Содержание повести, сами описанные в ней события и переданные слова персонажей не оставляют сомнения в том, что Мария Николаевна далеко не исчерпывается ролью испорченной и циничной соблазнительницы, к которой сводилось дело в глазах большинства современников. Роль эта на страницах повести опосредована настойчивыми упоминаниями о простонародном происхождении Полозовой, ее вкусах и речи, «в ней довольно явственно сказывались следы ее плебейского происхождения» (Сочинения, VIII, 344). «Мария Николаевна все время говорила по-русски удивительно чистым, прямо московским языком -народного, не дворянского пошиба» (Сочинения, VIII, 348). «Нравятся мне одни русские песни, — говорит Мария Николаевна, — и то в деревне, и то весной — с пляской, знаете… Красные кумачи, поднизи, на выгоне молоденькая травка, дымком попахивает… чудесно!» (Сочинения, VIII, 352). «Она словно щеголяла и хвасталась той низменной средою, в которой началась ее жизнь; сообщала довольно странные анекдоты о своих родных из времени своего детства; называла себя лапотницей не хуже Натальи Кирилловны Нарышкиной» (Сочинения, VIII, 360). «А в присуху вы верите? -Как? — В присуху — знаете, о чем у нас в песнях поется.

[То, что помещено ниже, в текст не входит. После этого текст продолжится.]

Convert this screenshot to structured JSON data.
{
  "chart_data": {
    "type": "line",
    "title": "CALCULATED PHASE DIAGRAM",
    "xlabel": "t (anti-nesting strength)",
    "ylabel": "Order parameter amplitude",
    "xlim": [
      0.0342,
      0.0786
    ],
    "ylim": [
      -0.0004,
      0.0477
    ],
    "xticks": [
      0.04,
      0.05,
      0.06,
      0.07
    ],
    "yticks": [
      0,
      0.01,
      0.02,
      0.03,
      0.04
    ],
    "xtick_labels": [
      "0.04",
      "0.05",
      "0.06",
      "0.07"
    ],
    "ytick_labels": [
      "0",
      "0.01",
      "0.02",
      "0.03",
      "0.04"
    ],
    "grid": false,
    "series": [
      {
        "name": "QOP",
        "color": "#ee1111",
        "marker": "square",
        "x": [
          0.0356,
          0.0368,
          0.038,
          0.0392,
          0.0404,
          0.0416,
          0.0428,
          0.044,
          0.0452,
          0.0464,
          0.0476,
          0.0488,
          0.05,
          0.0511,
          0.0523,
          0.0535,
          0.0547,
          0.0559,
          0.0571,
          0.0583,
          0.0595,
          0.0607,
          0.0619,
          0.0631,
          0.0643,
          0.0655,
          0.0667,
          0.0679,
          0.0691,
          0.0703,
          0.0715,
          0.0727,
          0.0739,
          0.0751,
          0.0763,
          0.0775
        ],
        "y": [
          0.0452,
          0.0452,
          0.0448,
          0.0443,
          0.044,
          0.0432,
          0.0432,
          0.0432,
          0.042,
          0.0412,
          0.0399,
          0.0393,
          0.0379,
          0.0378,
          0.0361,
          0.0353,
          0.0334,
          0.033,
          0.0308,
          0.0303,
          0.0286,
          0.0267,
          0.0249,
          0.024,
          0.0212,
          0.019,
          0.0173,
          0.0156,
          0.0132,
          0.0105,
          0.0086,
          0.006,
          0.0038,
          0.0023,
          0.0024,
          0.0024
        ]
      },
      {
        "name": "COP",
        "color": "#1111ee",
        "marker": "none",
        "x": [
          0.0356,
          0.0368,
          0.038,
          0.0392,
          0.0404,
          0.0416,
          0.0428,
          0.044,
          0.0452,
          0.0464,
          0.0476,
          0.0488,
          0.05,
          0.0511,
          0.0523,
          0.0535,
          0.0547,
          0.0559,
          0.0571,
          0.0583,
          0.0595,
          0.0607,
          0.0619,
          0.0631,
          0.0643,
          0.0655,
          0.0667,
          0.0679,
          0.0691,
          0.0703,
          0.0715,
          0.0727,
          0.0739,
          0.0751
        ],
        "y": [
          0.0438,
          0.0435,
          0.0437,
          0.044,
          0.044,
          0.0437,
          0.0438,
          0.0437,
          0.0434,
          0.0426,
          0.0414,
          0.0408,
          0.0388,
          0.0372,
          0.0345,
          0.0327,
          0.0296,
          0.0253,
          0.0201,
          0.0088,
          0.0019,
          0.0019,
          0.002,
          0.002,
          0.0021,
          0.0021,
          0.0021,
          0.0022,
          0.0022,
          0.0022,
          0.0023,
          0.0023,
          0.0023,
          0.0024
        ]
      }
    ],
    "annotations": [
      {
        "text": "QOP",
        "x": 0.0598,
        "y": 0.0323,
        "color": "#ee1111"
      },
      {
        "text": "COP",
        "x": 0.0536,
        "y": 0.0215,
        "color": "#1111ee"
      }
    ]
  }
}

В простонародных русских песнях» (Сочинения, VIII, 375).

Две стороны личности, также подчеркнутые на страницах повести, дополняют плебейски-простонародный, «мужицкий» облик Марии Николаевны. Первая — страсть, безудерж, стихия, которые в определенные моменты (хотя и только в эти моменты) прорываются в Марии Николаевне: «Даже гикнула… раскрыты глаза, алчные, светлые, дикие; губы, ноздри раскрыты тоже и дышат жадно; глядит она прямо, в упор перед собою, и, кажется, всем, что она видит, землею, небом, солнцем и самым воздухом хочет зав-

188

ладеть эта душа» (Сочинения, VIII, 373). Чем бы ни была движима Мария Николаевна, начиная свои отношения с Саниным, в самой сцене скачки и соблазнения она — и это подчеркнуто в тексте — дает волю разгулявшейся страсти и бешеному темпераменту. «Разыгрались удалые силы. Это уже не амазонка пускает коня в галоп — это скачет молодой женский кентавр, полузверь и полубог, и изумляется степенный, благовоспитанный край, попираемый ее буйным разгулом» (Сочинения, VIII, 374).